Undermining voluntary action

13. One of the ‘eligibility’ criteria mentioned in section 6 of the strategy document is that users and residents should be involved in the design and delivery of services. One way, although not the only way, is for local people to be part of voluntary sector management committees, or boards of trustees. This becomes an increasingly less attractive proposition where what they manage is increasingly proscribed by commissioners. All voluntary agencies are now finding it next to impossible to recruit trustees, let alone suitable ones.

In conclusion

14. The proposed strategy reflects a considerable misunderstanding of the voluntary and community sector (VCS). It is something that has frequently depended on the choice made by citizens to band together in pursuit of a shared interest, or cause, or in response to a common concern. The VCS has always been distinct, and frequently had management committees drawn from it’s community, because it was accountable to the people it was created by and for. The sector has been an alternative provider which formed a bridge between the public sector and local communities, and an alternative to the private sector. The commissioning process assumes you can buy that; that you can set top-down specifications and targets, and that it will be the same thing as it was before you did all that. Just in case it isn’t the same thing, the process sets eligibility criteria in an attempt to determine what it is.
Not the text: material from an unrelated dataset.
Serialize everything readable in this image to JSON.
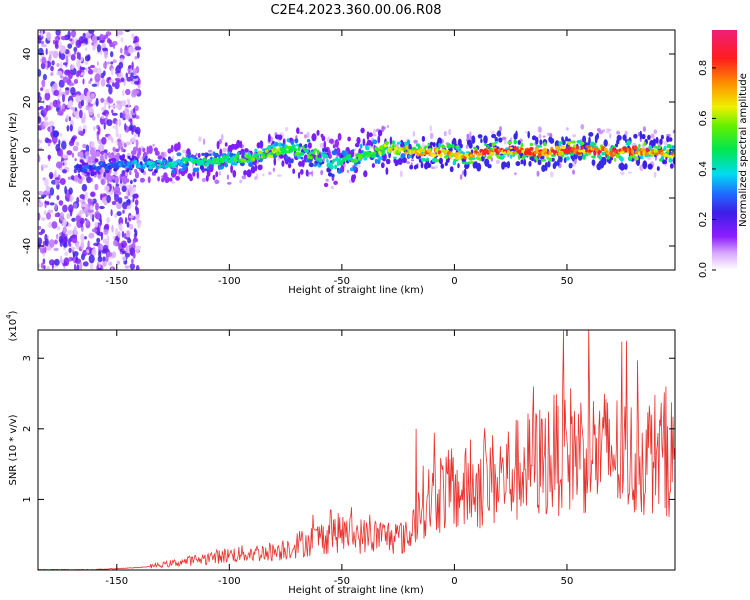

Up until the abolition of grant aid, in favour of service level agreements, towards the end of the 1980’s, the economic freedom that the VCS had, gave space for user and community involvement. These conditions proved to be very creative and to produce good outputs, and outcomes, under the scrutiny of the community itself. Since then there have been increasing measures taken to control and monitor the sector. I am unaware of any evidence to suggest that commissioning produces better outcomes than grant aid.

Councillor Antony Lillis, the Cabinet Member for Community & Children’s Services, is leading on this strategy. He says, in the introduction to the strategy document, ‘I’m a passionate supporter of the sector, and I, along with my Cabinet colleagues, value the passion and independence of the sector’. Unfortunately he doesn’t value the independence enough to abstain from destroying it.

Many people, and communities, worked long and hard to secure premises, create constitutions, raise money, and realise dreams and get things done that otherwise would not have happened. That’s where the golden egg comes into it. The results have been admired for decades, as has the creativity, local accountability, and the sheer energy. Councillor Lillis, and his colleagues, in my opinion, now want to appropriate this for their own purposes. I hope they realise that they can’t expect the golden goose to produce the same egg to order, or commission, or the good will of the community to be as productive when it is subjected to their contract culture.